Джек смотрел на него, его взгляд сузился, постоянно скользя по периферии, выискивая невидимую угрозу даже здесь, в уютной тени бара.
— Кричат? Или… действуют? — голос Джека был низким, едва слышным, полным скрытого напряжения.
Стас тяжело выдохнул. Его взгляд на мгновение задержался на ряду старинных, отреставрированных радиоприёмников, стоявших на пыльной полке за баром. Он почти нежно коснулся одного, провёл пальцем по гладкому дереву.
— Они… они любят шуметь. Много шума. Мало… ну, ты понял. Но… но следы. Цифровые. Они… они есть. Мои люди… нашли. Поверхностные.

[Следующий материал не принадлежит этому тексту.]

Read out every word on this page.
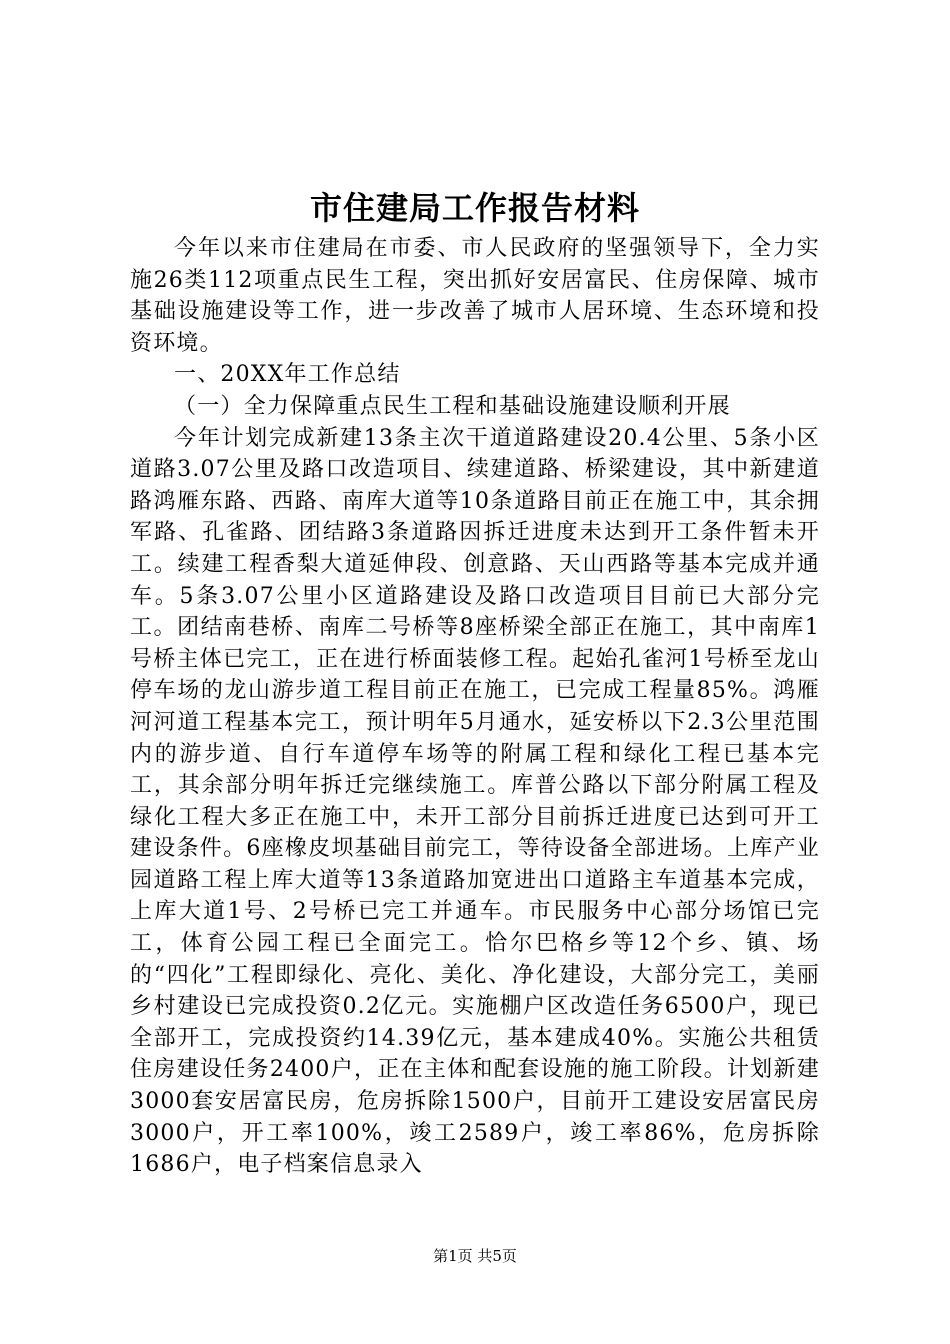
市住建局工作报告材料

今年以来市住建局在市委、市人民政府的坚强领导下，全力实施26类112项重点民生工程，突出抓好安居富民、住房保障、城市基础设施建设等工作，进一步改善了城市人居环境、生态环境和投资环境。

一、20XX年工作总结

（一）全力保障重点民生工程和基础设施建设顺利开展

今年计划完成新建13条主次干道道路建设20.4公里、5条小区道路3.07公里及路口改造项目、续建道路、桥梁建设，其中新建道路鸿雁东路、西路、南库大道等10条道路目前正在施工中，其余拥军路、孔雀路、团结路3条道路因拆迁进度未达到开工条件暂未开工。续建工程香梨大道延伸段、创意路、天山西路等基本完成并通车。5条3.07公里小区道路建设及路口改造项目目前已大部分完工。团结南巷桥、南库二号桥等8座桥梁全部正在施工，其中南库1号桥主体已完工，正在进行桥面装修工程。起始孔雀河1号桥至龙山停车场的龙山游步道工程目前正在施工，已完成工程量85%。鸿雁河河道工程基本完工，预计明年5月通水，延安桥以下2.3公里范围内的游步道、自行车道停车场等的附属工程和绿化工程已基本完工，其余部分明年拆迁完继续施工。库普公路以下部分附属工程及绿化工程大多正在施工中，未开工部分目前拆迁进度已达到可开工建设条件。6座橡皮坝基础目前完工，等待设备全部进场。上库产业园道路工程上库大道等13条道路加宽进出口道路主车道基本完成，上库大道1号、2号桥已完工并通车。市民服务中心部分场馆已完工，体育公园工程已全面完工。恰尔巴格乡等12个乡、镇、场的“四化”工程即绿化、亮化、美化、净化建设，大部分完工，美丽乡村建设已完成投资0.2亿元。实施棚户区改造任务6500户，现已全部开工，完成投资约14.39亿元，基本建成40%。实施公共租赁住房建设任务2400户，正在主体和配套设施的施工阶段。计划新建3000套安居富民房，危房拆除1500户，目前开工建设安居富民房3000户，开工率100%，竣工2589户，竣工率86%，危房拆除1686户，电子档案信息录入

第1页 共5页
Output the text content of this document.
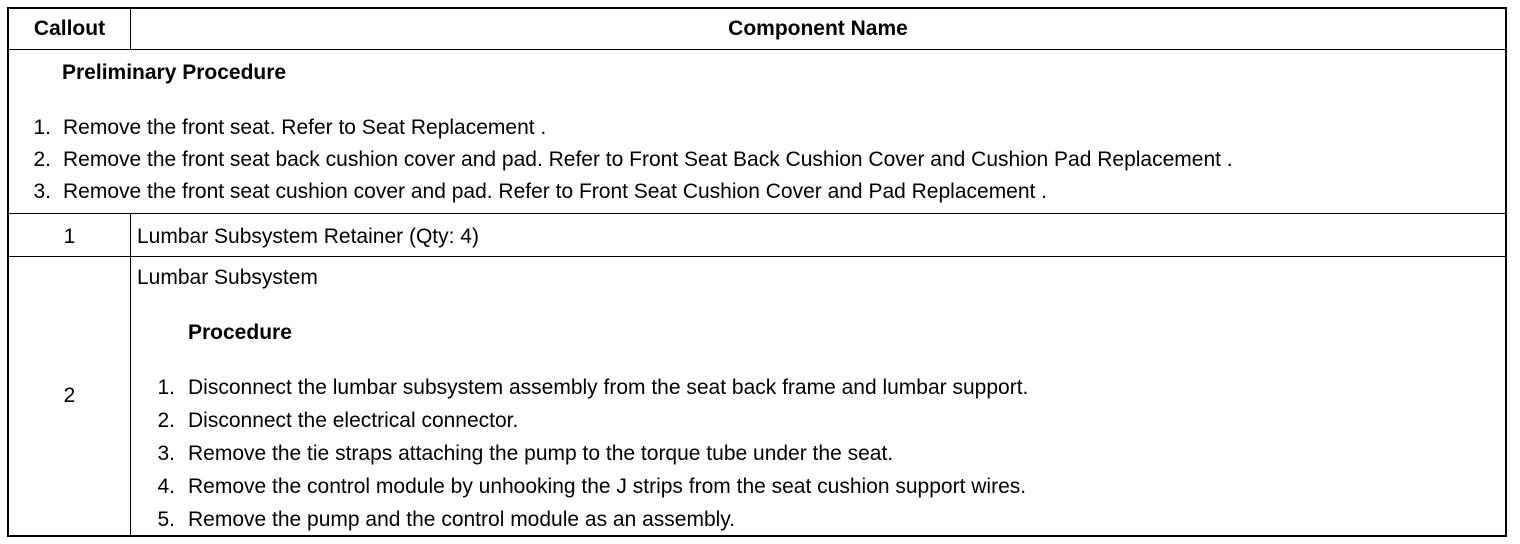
Callout	Component Name
Preliminary Procedure
1. Remove the front seat. Refer to Seat Replacement .
2. Remove the front seat back cushion cover and pad. Refer to Front Seat Back Cushion Cover and Cushion Pad Replacement .
3. Remove the front seat cushion cover and pad. Refer to Front Seat Cushion Cover and Pad Replacement .
1	Lumbar Subsystem Retainer (Qty: 4)
2
Lumbar Subsystem
Procedure
1. Disconnect the lumbar subsystem assembly from the seat back frame and lumbar support.
2. Disconnect the electrical connector.
3. Remove the tie straps attaching the pump to the torque tube under the seat.
4. Remove the control module by unhooking the J strips from the seat cushion support wires.
5. Remove the pump and the control module as an assembly.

Но убедительные. Как… как хорошо сделанная фальшивка, — Стас наклонился ближе, его голос стал чуть тише, почти заговорщически. — Для тех, кто ищет… они сработают. Отведут в сторону. Ты… ты ищешь их?
Ладонь Джека непроизвольно легла на больное плечо, массируя его. Боль была фоновым шумом, привычным, но навязчивым.
— Мне… мне нужна цель, Стас. Я… я не могу… — короткий, резкий выдох, полный отчаяния, — …не могу бежать без конца. Эта… эта «Волна»… где их… их логово?
Стас кивнул, его глаза были печальны, в их глубине застыла горечь минувших лет.
— Да. Понимаю. Адрес… я дам. Но… помни, — он сделал паузу, его взгляд стал серьёзен, пронзительным. — Не всё, что блестит… золото. И не всё, что кричит… правда.
За стеной послышался глухой, отдалённый скрежет — возможно, очередной портовый кран сместил контейнер, или просто что-то обрушилось в заброшенных доках. Стас не вздрогнул, Джек тоже, только его челюсть едва заметно напряглась.
Он принял информацию — адрес, нацарапанный Стасом на обрывке маслянистой, пахнущей пивом салфетки. Джек сжал её в кулаке. Что-то осязаемое, хотя бы это.
Монотонный гул серверов просачивался сквозь тонкие стены и пропитывал воздух. Холодный, искусственный свет отражался от стеклянных поверхностей, заставляя Хлою щуриться. Её помятый ноутбук, обклеенный стикерами с кибер-конференций, выглядел вызывающе на идеально чистом, стерильном столе. Воздух отдавал офисным очистителем и старым, давно остывшим кофе.
Хлоя углубилась в работу, её пальцы отбивали лихорадочный, сложный ритм по клавиатуре. Она искала подтверждения, связи, хоть что-то, что могло бы раскрыть суть «Чёрной Волны» и их связь с Клайпедой.